- Born: April 18, 1970
- Died: August 4, 2025 (aged 55) Yongin, South Korea
- Occupation: Actor
- Years active: 1994–2025

Korean name
- Hangul: 송영규
- RR: Song Yeonggyu
- MR: Song Yŏnggyu

= Song Young-gyu =

South Korean actor (1970–2025)

Song Young-gyu (송영규; April 18, 1970 – August 4, 2025) was a South Korean actor.

==Life and career==
Song was born on April 18, 1970. He graduated with a bachelor's degree in Theater from Seoul Institute of the Arts.

Song made his debut in 1994 with a role in the children's musical based on the animated show Taoist Meoteol, and steadily appeared on stage thereafter. His theater experience helped him improve his acting skills and he subsequently made his film debut in the 2002 movie Turn It Up, which was followed by his TV debut in the 2007 drama Merry Mary. He would become best known for his supporting role as the gruff squad chief in the 2019 box office hit Extreme Job, and to international audiences for his roles in Netflix’s Narco-Saints and Disney+’s Big Bet, both released in 2022.
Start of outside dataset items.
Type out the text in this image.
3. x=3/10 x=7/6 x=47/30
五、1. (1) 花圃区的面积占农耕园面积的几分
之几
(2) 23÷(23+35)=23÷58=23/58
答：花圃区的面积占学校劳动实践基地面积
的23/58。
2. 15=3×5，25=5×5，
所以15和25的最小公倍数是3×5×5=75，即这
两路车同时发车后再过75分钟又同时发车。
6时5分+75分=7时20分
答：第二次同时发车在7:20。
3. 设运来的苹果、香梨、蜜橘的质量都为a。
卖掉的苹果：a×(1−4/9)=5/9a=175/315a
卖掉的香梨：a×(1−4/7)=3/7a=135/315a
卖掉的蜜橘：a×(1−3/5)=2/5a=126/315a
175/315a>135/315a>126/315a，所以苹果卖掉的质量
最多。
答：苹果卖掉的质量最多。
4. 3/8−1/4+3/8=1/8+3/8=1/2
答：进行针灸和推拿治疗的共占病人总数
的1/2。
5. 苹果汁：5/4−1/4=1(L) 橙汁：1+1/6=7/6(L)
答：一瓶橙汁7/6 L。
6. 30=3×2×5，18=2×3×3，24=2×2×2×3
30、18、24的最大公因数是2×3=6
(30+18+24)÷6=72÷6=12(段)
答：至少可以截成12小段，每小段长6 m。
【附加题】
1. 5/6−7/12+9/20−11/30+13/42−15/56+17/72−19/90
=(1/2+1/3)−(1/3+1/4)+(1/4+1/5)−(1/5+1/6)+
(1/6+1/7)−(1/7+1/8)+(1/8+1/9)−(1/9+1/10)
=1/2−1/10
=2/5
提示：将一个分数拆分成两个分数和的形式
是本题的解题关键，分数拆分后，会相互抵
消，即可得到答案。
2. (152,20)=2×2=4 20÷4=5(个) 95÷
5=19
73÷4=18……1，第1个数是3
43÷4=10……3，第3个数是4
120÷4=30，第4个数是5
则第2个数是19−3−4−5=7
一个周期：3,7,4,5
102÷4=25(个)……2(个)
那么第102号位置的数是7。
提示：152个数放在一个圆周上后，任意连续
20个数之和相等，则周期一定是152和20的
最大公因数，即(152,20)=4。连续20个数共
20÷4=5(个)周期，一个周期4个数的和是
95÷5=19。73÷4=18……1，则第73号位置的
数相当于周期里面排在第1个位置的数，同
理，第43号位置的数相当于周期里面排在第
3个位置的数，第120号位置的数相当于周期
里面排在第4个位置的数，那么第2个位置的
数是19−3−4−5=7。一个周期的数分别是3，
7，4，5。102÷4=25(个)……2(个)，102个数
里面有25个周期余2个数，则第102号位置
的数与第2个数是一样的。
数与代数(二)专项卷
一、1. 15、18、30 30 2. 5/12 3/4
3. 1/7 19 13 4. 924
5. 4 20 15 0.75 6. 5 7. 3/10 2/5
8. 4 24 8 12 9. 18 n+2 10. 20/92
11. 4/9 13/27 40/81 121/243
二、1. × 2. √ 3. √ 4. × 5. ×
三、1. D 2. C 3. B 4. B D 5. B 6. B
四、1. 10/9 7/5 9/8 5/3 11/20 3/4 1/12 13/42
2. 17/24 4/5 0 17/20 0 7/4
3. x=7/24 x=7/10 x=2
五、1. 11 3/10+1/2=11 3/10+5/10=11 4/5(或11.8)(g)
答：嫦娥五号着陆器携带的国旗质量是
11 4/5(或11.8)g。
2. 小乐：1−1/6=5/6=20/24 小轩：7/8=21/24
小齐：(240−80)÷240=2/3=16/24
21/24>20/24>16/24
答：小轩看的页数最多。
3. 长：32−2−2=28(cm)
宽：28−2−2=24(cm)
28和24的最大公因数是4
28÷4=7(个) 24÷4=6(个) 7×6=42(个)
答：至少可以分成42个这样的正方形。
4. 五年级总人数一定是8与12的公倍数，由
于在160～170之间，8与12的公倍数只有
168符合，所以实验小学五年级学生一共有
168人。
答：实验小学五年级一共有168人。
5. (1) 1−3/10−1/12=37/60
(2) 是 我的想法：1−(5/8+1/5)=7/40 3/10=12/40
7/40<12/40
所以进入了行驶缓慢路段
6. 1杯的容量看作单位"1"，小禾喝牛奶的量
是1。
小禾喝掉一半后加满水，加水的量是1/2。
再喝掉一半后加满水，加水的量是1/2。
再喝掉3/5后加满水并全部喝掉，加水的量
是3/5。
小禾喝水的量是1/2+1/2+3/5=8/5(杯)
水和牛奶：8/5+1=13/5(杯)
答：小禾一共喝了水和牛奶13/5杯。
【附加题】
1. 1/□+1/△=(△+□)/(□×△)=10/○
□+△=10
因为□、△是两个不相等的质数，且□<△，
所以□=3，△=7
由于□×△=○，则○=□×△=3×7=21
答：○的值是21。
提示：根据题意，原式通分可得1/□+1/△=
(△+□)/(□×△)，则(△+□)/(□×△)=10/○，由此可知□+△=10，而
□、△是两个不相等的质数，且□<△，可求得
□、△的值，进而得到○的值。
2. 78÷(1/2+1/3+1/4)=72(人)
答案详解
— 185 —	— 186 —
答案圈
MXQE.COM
He was also a special professor in the Department of Acting Arts at Semyung University.

On August 4, 2025, Song was found dead inside a parked vehicle in Yongin, Gyeonggi Province, police said. He was 55. Authorities said there were no signs of foul play. An investigation is ongoing, with plans to question family members to determine the circumstances surrounding his death.